Britain’s most senior police officer has resigned amid the snowballing hacking and bribery scandal involving Rupert Murdoch’s media empire. This comes following the arrest of Rebekah Brooks, the former head of News International, earlier in the day.
Metropolitan Police commissioner Paul Stephenson quit over his links to a former News of the World executive editor, Neil Wallis, who was arrested over the scandal last week.
During his press conference Stephenson claimed he had no knowledge of Wallis’s links to phone-hacking, and said that hiring him as a part-time PR consultant for a year until September 2010 was not his decision.
The London police chief denies any wrongdoing, saying “I will not lose any sleep over my personal integrity,” as cited by the Associated Press.
Just hours before Stephenson’s resignation, the former head of Rupert Murdoch’s UK newspaper group, Rebekah Brooks, was arrested in the phone-hacking and bribery scandal, bringing investigations right into Murdoch’s inner circle.
After questioning she was later released on bail, the Associated Press reported.
Rebekah Brooks, Rupert Murdoch and his son James are all due to appear before a parliamentary committee on Tuesday.
A 43-year-old woman was arrested over allegations of phone hacking and corruption. Scotland Yard have still not confirmed it was Brooks, but said “she was arrested on suspicion of conspiring to intercept communications and on suspicion of corruption allegations.”
It is very unusual for anyone so close to the heart of power in the UK to be arrested, says Annie Mashon, a former intelligence officer for MI5.
Mashon brings attention to the timing of the arrest as it is unusual for someone to turn themselves in at a police station for formal arrest. The arrest also comes just two days before she was due to appear before a parliamentary committee.
“One might think that the police by taking the step at this stage are allowing her a little legal room, as she won’t have to say too much and perhaps also won’t have to say too much about her links with the police service in London as well.”
It has been alleged that corrupt police officers have been receiving money to provide protected info, but the scandal is not only now about phone-hacking as there are other practices that would appear to need investigation, says Mashon.

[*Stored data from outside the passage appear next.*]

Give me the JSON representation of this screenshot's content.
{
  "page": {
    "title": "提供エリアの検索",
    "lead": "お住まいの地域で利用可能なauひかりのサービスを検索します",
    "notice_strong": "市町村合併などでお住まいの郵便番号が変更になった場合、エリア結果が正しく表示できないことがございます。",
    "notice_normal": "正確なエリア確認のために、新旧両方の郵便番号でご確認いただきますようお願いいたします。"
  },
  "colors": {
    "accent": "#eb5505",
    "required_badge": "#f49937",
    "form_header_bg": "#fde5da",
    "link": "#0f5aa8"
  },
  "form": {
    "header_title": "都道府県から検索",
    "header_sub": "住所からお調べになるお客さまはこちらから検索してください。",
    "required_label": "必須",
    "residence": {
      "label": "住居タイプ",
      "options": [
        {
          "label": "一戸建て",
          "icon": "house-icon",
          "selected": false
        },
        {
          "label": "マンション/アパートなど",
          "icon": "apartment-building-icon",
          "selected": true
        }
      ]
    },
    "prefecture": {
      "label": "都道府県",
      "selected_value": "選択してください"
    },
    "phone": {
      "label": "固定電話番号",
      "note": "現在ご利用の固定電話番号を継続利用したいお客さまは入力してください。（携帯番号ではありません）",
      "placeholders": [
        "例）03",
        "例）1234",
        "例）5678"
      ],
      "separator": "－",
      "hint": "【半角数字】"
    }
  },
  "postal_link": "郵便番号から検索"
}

All this information could have been received from vetted police officers or even spies, Mashon notes. She observes that it all shows endemic corruption and a failure of accountability of the police force.
The investigation into the police should be carried out by a different force, and the affair has revealed the dark corners of the British establishment and a sort of trickle-down corruption, she continues, adding that she thinks Britain has a systemic lack of accountability – and potentially systemic corruption.
“We need to set our house in order from the top down,” Mashon concludes.
Media analyst and author Phil Rees believes that manipulating the arrests of people is actually a common practice for British police, but he does not think they will succeed in deflecting attention away from themselves this time.
“There are so many MPs now, and indeed so much of the British establishment, which for so long kowtowed to Murdoch, are now prepared to get to the bottom of this and weed out those people who had been corrupted at different levels.”
“If this can happen at the top of the police look at the example it gives to officers down the line,” he added. “Obviously the way that the press is policed in Britain will definitely change, but I think we must be absolutely sure that that does not restrict journalism in doing its proper job.”